In 1850, the title to the territory deemed to be owned by the Kosampson people was sold to James Douglas of the Hudson's Bay Company.
Origin of names – Swan Lake and Christmas Hill
The origin of Swan Lake's name is not clear. It is listed as such on a map of Victoria in 1885. There is speculation that it was named after James Gilchrist Swan, an American journalist, reservation schoolteacher, lawyer, judge, school superintendent, railroad promoter, natural historian, and ethnographer. Though based in Port Townsend, Swan visited on occasion in the early 1880s.
The more popular belief is that the name refers to the trumpeter swans that would have visited the lake regularly.
Similarly, there are many conflicting reports about the origin of the name Christmas Hill. During the late 1800s and early 1900s, the hill was variously called Lake Hill and Christmas Hill.
One source (Saanich Municipality) indicates that Christmas Hill was named after Hudson's Bay Company factor Joseph William McKay discovered it on Christmas Day in the early 1840s.
Numerous sources recount the legend of Christmas Hill. Purportedly, on Christmas Eve in 1855, a large bird, which was thought to be a Thunderbird by the Lekwungen peoples of the time, swooped down and carried away a small Lekwungen child from the Fort Victoria area. Men from the fort apparently searched until the child was found playing happily on Lake Hill (as Christmas Hill was called then) on December 25. Because of this Christmas miracle, the hill's name was changed.
The names Swan Lake and Christmas Hill were finally officially confirmed by the Geographic Board of Canada on May 1, 1934.
Farming history
Swan Lake and Christmas Hill have a long history of farming, beginning with a sheep farm on the west slopes of Christmas Hill established by Kenneth McKenzie in 1857, and continuing through to the closing of the Pendray dairy farm at Swan Lake in 1978.
An 1885 map of the area shows three land owners, with 100 to 150 acres each:
- John Caspar Von Allman, from the summit of Christmas Hill north
- Kenneth McKenzie, from the summit south to the middle of Swan Lake
- James Stockend, south from the middle of the lake
Little is known about the Von Allman farm, other than a suggestion that it was largely fruit orchards. Vanalman Avenue, just west of the Pat Bay Highway, was named after him.
McKenzie farm
Kenneth McKenzie and his family arrived in Victoria in 1853; he was an employee of the Hudson's Bay Company. While he was developing the Craigflower area, he established a sheep station on Christmas Hill, and subsequently purchased the lands extending from the summit of Christmas Hill to the middle of the lake. In 1866, he moved his family to a newly built home on the west slope of Christmas Hill. He continued to tend his sheep, cattle and horses, and raise vegetables until his death in April 1874. In April 1884, the property was subdivided into 110 lots of 5 acres each, and sold for $110/acre. Kenneth's daughters, Agnes and Wilhemena, lived in the farmhouse until their deaths in 1928 and 1929, respectively.
Rogers farm
George Rogers Senior came to Victoria in 1886, and worked as a tenant farmer. He leased, and later purchased, in 1903, the Von Allman farm on the north side of the hill. At first it was known as the Alderlea Farm, but because another farmer claimed prior use of the name, Rogers renamed his farm Chesterlea. George Junior took over his father's duties, and in 1925 he constructed his family house on Rogers Avenue. At this time the dairy farm was 91 hectares (225 acres).

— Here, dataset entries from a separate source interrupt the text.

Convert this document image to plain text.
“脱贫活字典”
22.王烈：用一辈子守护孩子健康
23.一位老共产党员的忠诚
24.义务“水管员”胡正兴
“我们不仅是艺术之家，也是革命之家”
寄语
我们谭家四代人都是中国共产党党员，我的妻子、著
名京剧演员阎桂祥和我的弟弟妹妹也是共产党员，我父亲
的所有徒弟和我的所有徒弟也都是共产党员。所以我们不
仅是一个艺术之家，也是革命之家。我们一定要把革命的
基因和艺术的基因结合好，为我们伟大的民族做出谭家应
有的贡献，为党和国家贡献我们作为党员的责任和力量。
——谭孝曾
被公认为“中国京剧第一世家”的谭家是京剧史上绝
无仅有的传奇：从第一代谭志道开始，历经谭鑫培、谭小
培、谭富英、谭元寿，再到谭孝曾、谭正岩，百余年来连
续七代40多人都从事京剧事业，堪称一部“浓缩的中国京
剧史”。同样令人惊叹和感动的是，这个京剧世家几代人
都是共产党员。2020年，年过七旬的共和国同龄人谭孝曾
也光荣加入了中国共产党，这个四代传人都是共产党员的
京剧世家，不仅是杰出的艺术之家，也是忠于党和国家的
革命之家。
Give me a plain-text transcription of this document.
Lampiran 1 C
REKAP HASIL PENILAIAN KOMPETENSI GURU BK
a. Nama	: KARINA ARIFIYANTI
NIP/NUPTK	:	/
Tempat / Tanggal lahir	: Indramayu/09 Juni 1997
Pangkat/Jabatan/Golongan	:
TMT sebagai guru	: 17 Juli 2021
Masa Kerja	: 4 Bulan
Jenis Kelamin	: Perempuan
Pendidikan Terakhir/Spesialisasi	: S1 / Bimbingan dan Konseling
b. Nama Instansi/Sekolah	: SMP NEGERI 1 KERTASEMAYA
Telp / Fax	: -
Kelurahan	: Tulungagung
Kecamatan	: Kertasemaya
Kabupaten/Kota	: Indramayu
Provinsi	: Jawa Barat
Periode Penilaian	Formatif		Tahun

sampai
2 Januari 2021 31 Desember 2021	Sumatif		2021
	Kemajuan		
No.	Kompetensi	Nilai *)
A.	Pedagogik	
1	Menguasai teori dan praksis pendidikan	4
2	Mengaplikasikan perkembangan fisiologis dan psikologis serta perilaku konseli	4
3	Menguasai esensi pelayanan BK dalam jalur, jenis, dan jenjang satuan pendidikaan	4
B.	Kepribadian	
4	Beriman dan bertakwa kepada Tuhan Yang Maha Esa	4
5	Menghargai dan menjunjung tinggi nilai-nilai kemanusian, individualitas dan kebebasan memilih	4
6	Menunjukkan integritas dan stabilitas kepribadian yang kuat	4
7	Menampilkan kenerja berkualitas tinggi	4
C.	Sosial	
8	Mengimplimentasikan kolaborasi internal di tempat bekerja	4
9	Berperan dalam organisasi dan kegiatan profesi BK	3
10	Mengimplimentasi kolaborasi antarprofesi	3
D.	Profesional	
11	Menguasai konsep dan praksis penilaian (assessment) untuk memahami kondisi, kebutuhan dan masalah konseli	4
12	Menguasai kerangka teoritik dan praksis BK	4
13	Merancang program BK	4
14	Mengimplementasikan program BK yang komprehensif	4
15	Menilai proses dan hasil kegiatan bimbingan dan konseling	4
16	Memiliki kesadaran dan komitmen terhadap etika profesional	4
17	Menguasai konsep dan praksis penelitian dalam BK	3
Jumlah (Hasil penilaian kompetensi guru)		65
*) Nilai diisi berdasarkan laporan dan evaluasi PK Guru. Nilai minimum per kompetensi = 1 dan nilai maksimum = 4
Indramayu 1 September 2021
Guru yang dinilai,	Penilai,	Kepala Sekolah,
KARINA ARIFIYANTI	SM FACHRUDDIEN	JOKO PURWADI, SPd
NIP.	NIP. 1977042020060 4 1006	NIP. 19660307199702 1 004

A portion of the Rogers farm is now occupied by Rogers Elementary School. A large portion of the farm was sold to Saanich for the nature sanctuary, and a small part of the farm was subdivided for residential development. The Rogers family's role in this area is commemorated in the nearby road names - Rogers Avenue, Lily Avenue (George Senior's wife), Genevieve Road (George Junior's wife) and Chesterlea Road.
Pendray dairy farm
One of the first major parcels of land around the lake that was purchased for the nature sanctuary was the 12-hectare Pendray farm, on the east side of the lake. Joel Pendray began operating the dairy farm there in 1917. His son Tom continued after Joel's death in 1954. This was the last dairy in Victoria to sell raw (unpasteurized) milk. The farm was in operation until March 1978 when the land was turned over to the nature sanctuary.
Girling farm
In October 1912, the Girling family established a small hobby farm at Swan Lake, between Ralph Street and the lake, bordered by Lancaster Road to the west. Anne Alice Girling, one of the daughters, had studied photography in England before they came to Victoria, and left a treasure of photographs at Swan Lake and Christmas Hill in the early 1900s. Her collection has been preserved and stored at the Saanich Archives.
Swan Lake Hotel
The Swan Lake Hotel was located on the south side of the lake in 1864, on Saanich Road opposite Falmouth, directly above the south wharf. The hotel was reputed to be excellent for fishing, spring and summer, and perfect for ice skating in the winter. This was Saanich's first year-round recreational resort. In January 1894, the hotel burned to the ground. As it was a popular and successful resort, it was quickly rebuilt. It burned to the ground again in October 1897, with the occupants barely escaping with their lives. However, it was never rebuilt after the 1897 mishap.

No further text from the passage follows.